I would like to drop a number of elements from a map based on some condition:
#include <unordered_map>
#include <ranges>
#include <iostream>
int main() {
std::unordered_map<int, int> numbers = {{1,2}, {2,1}, {3,2}, {4,5}};
auto even = [](auto entry){return entry.second %2 == 0;};
for(auto& [key, val] : numbers | std::views::filter(even)) {
numbers.erase(val);
}
for(auto& [key, val] : numbers) {
std::cout << key << " " << val << "\n";
}
}
But it seems there I am invalidating iterators that the range-based loop needs:
4 5
3 2
1 2
I know how to do this explicitly using iterators, but is there a nice and concise range-based way to delete elements based on a filter?

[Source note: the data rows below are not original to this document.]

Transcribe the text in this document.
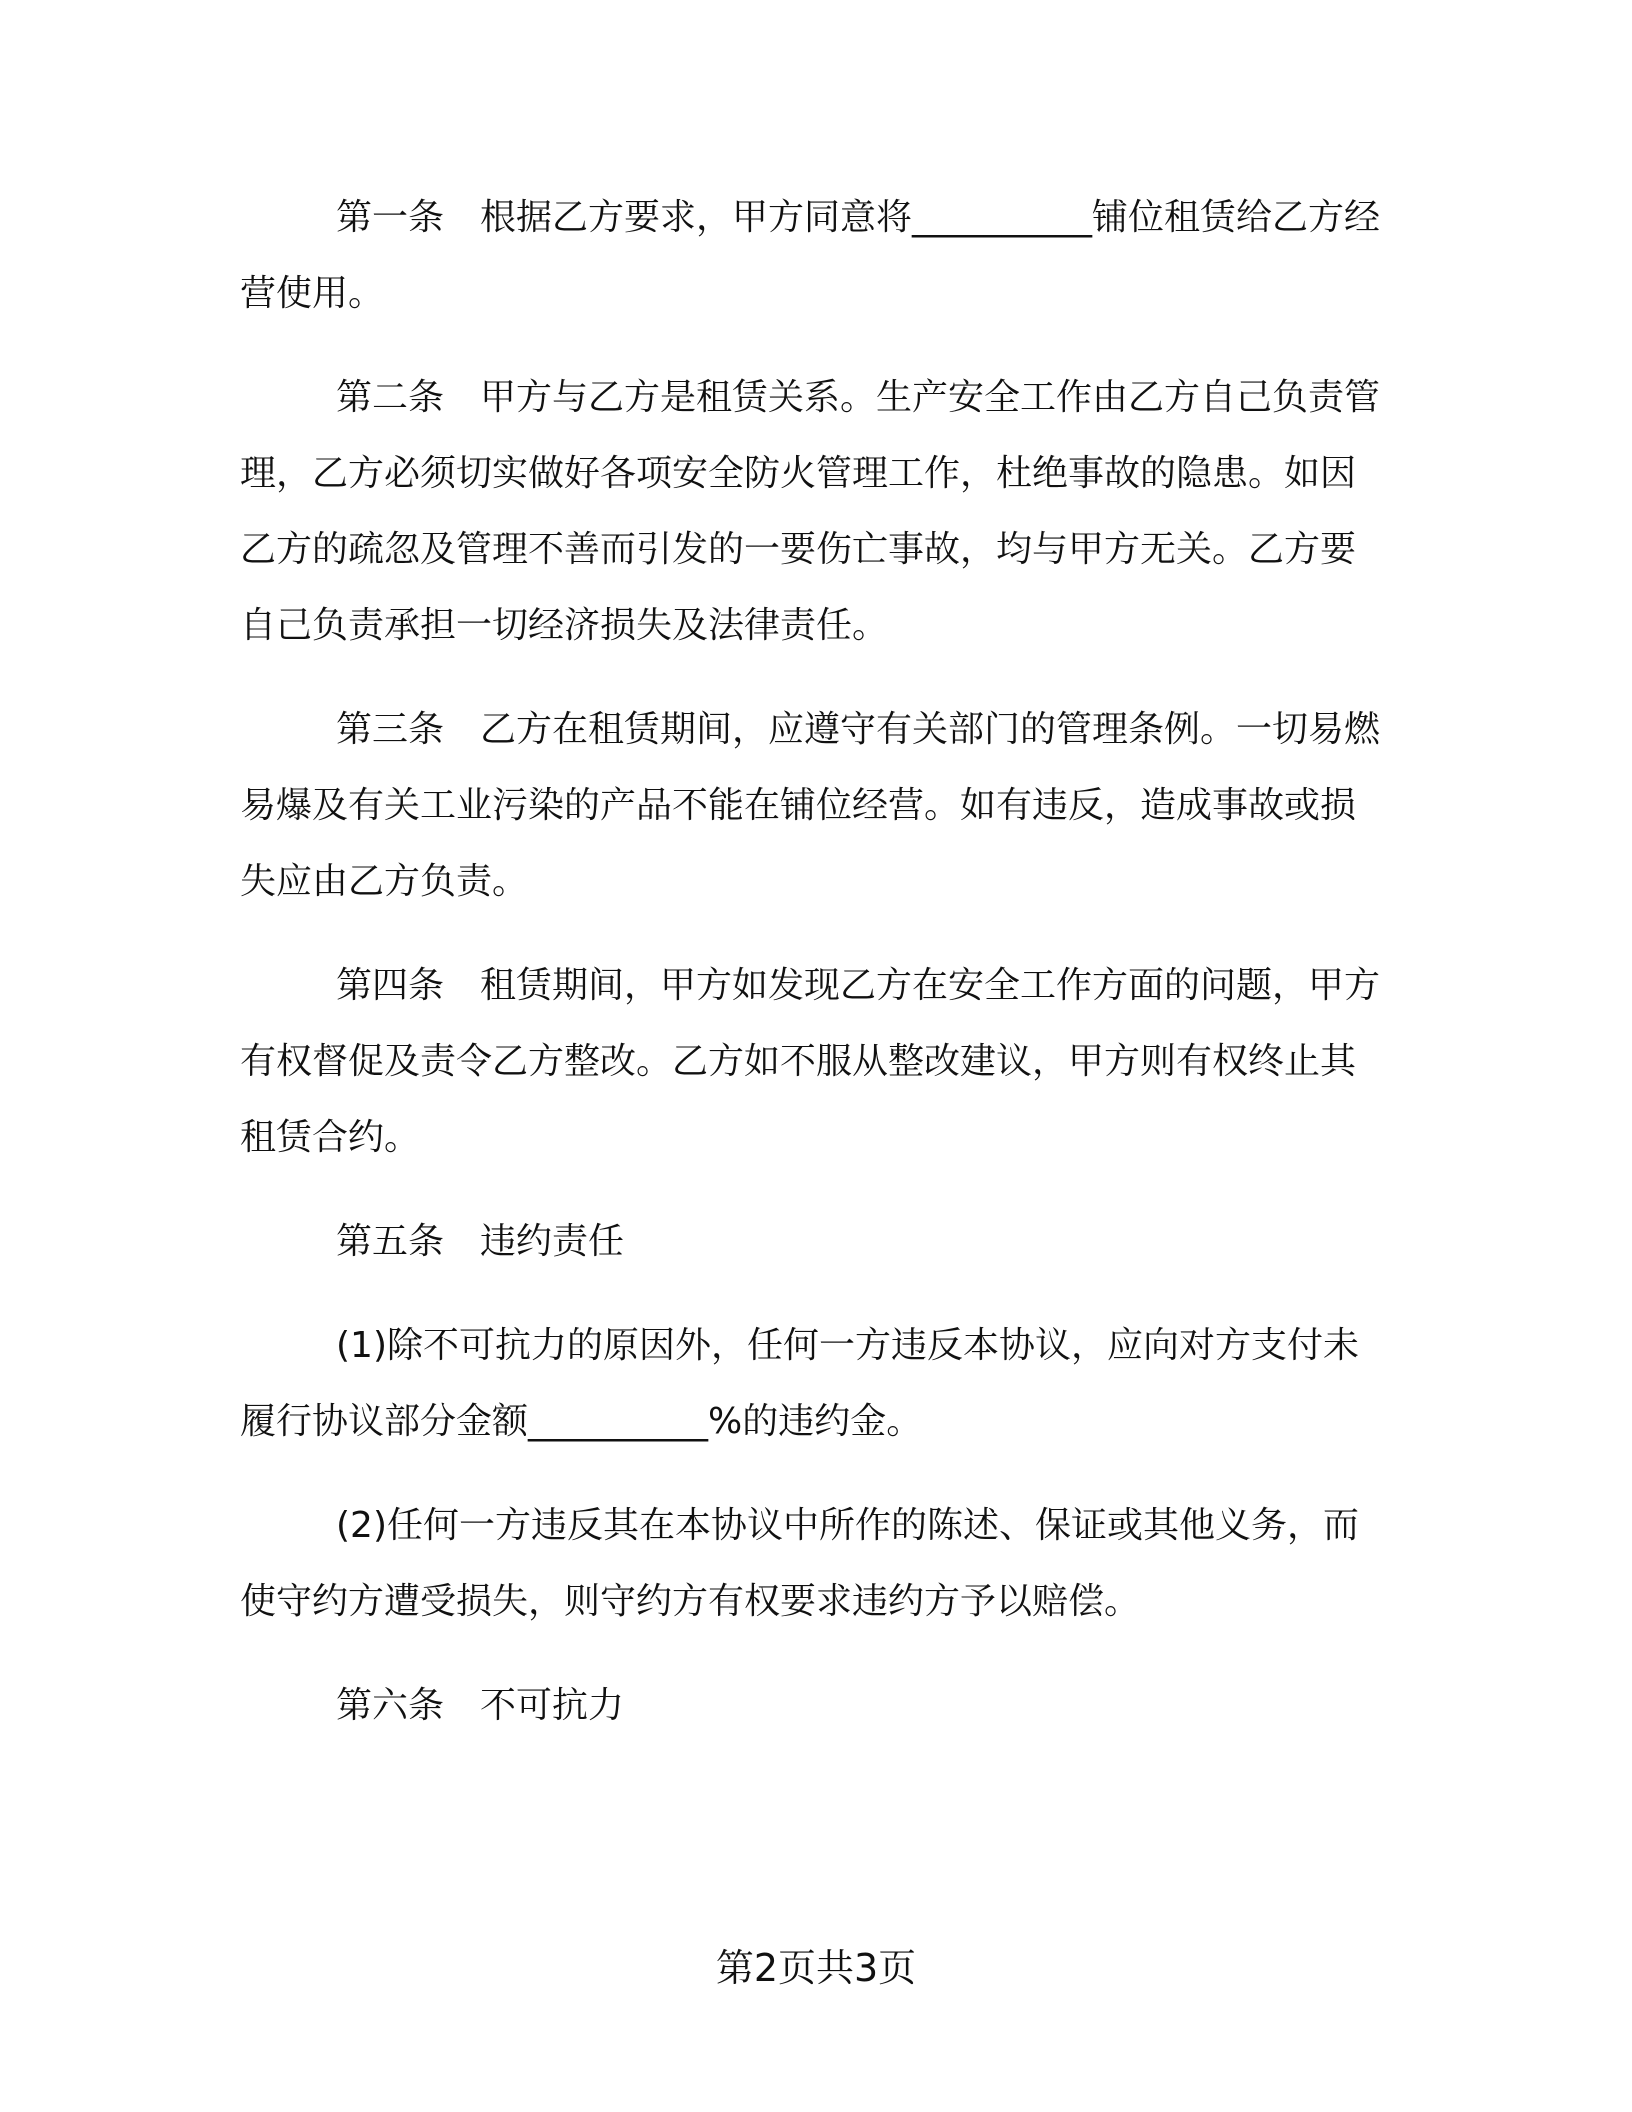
第一条　根据乙方要求，甲方同意将__________铺位租赁给乙方经营使用。

第二条　甲方与乙方是租赁关系。生产安全工作由乙方自己负责管理，乙方必须切实做好各项安全防火管理工作，杜绝事故的隐患。如因乙方的疏忽及管理不善而引发的一要伤亡事故，均与甲方无关。乙方要自己负责承担一切经济损失及法律责任。

第三条　乙方在租赁期间，应遵守有关部门的管理条例。一切易燃易爆及有关工业污染的产品不能在铺位经营。如有违反，造成事故或损失应由乙方负责。

第四条　租赁期间，甲方如发现乙方在安全工作方面的问题，甲方有权督促及责令乙方整改。乙方如不服从整改建议，甲方则有权终止其租赁合约。

第五条　违约责任

(1)除不可抗力的原因外，任何一方违反本协议，应向对方支付未履行协议部分金额__________%的违约金。

(2)任何一方违反其在本协议中所作的陈述、保证或其他义务，而使守约方遭受损失，则守约方有权要求违约方予以赔偿。

第六条　不可抗力

第2页共3页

I suggest you use std::erase_if(), like below:
std::erase_if(numbers, [](auto entry) {return entry.second % 2 == 0; });
If you want a ranges solution, and you do not need in-place changing, you can do something like below (this code compiles only in C++23):
numbers = numbers | std::views::filter(even) | std::ranges::to<decltype(numbers)>();
I am not sure, but maybe the below code is better performance than normal ranges code as above, based on documentation:
auto temp_numbers = numbers | std::views::filter(even) | std::ranges::to<decltype(numbers)>();
numbers.swap(temp_numbers);
As you can see in the operator= for std::unordered_map, the complexity of its move assignment operator is linear, but the complexity of its move constructor is constant, and the complexity of its swap() method is constant, so it seems to be better performance. But, I do not have any benchmark for this.